Share a link to a Frogans site?

Let’s say that you have authored a Frogans site and are ready to share it with the world using a Frogans address. So you write up an email to all of your friends, family and colleagues telling them of the great news. You tell everyone to make sure that they have downloaded Frogans Player so that they can visit your site. And of course you paste in your new Frogans address.

But
then you get a bunch of emails back from your friends, family and
colleagues saying the same thing:

“Thanks
for the wonderful news, but when I try to click on your Frogans
address, nothing happens.”

Of course nothing happens

Software like Email clients are able to detect URLs and email addresses. Typically, email client will send the mail that you compose in HTML format with URLs and email addressed shown as links.

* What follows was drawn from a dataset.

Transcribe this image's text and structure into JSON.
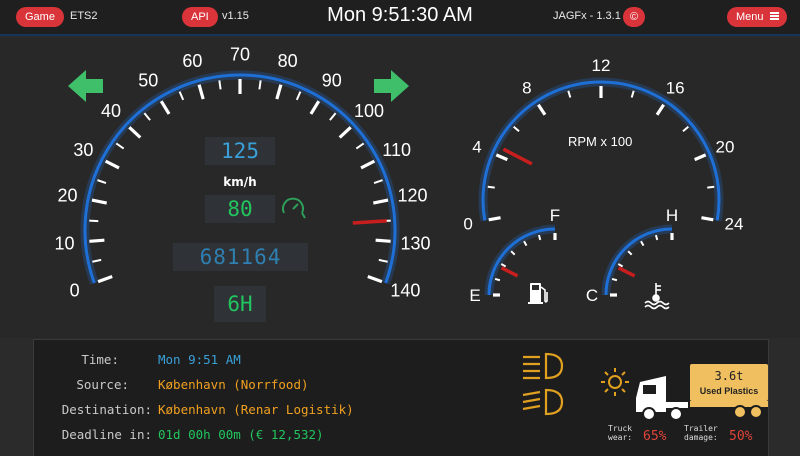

But it’s going to take some time before email clients, Web browsers and the like will even be able to accommodate click-able Frogans addresses. The good news is that there is a clear path for making this happen, thanks to RFC 8589: “The ‘leaptofrogans’ URI Scheme.”

Just this last May, The Internet Engineering Task Force (IETF) published the first Request for Comments (RFC) specifically related to Frogans. It describes the “leaptofrogans” uniform resource locator (URI).

If that sounds like gobbledygook, let’s look at the whole kit and caboodle, one crazy acronym at a time…

The Internet Engineering Task Force (IETF)?

How
is it that zillions of different kinds of machines (PCs, phones and
tablets, cloud-based services, video game terminals and much more)
can all be hooked up to this thing we call the Internet and
everything pretty much works? The short answer is that these
different machines talk to each other according to the same global
standards.

The
IETF is an open standards organization of volunteers from around the
world. It operates through a bottom-up process by which all decisions
are based on consensus. In this sense, you might say that the
Internet itself functions through consensus more than through any
imposed set of rules.

For
the formalization of voluntary Internet standards, as well as for
other related communique, the IETF publishes RFCs.

RFCs?

The first Request for Comments was written in 1969 for keeping track of developments in the ARPANET, the project from which today’s Internet would eventually evolve. Over time, a peer review-based system for the approval of proposed RFCs was developed. Needless to say, the bar for the approval of an RFC is quite high and the process can take years.

Imagine
that each RFC is a chapter in the history of the Internet in terms of
its core standards technologies. From that perspective, the
“leaptofrogans” URI scheme is the 8589th chapter in
the Internet’s history.

So,
what is a URI scheme?

A URI scheme is the way in which you encode a Uniform Resource Identifier (URI) in a document like a web page, an email or even in an app for identifying a particular resource. For example, the “mailto” URI scheme allows you to encode an email address and thus open an email client for sending an email to that address, and the “http://” URI scheme allows the same thing for Web addresses in Web browsers. For example, here’s how you would do this in HTML:

<a href="mailto:[email protected]">[email protected]</a>

and
(respectively)

<a href="http://bar.com">bar.com</a>

The
‘leaptofrogans’ URI Scheme

So, by the same token, you would use the “leaptofrogans” URI in HTML to encode a link to open a Frogans site in Frogans Player:

<a href="leaptofrogans:frogans*lab">frogans*lab</a>

What? You say that you encoded this in a Web page and it didn’t work? What good is RFC 8589?

RFC
8589

RFC 8589 is an “informational” RFC that serves as a guide for developers of applications, such as email clients, Web browsers and more, to implement the “leaptofrogans” URI scheme (see also the official URI schemes registered with the IANA). Nobody is under any obligation, but RFC 8589 establishes a clear path for enabling direct links to Frogans sites in online content.

So right now, we are still a ways from seeing click-able links to Frogans addresses online and in emails. Already, we shouldn’t expect much before the Frogans technology is released in its complete form, but hey, as Rick said to Ilsa in Casablanca:

“Maybe not today … maybe not tomorrow, but someday soon, and for the rest of your life!”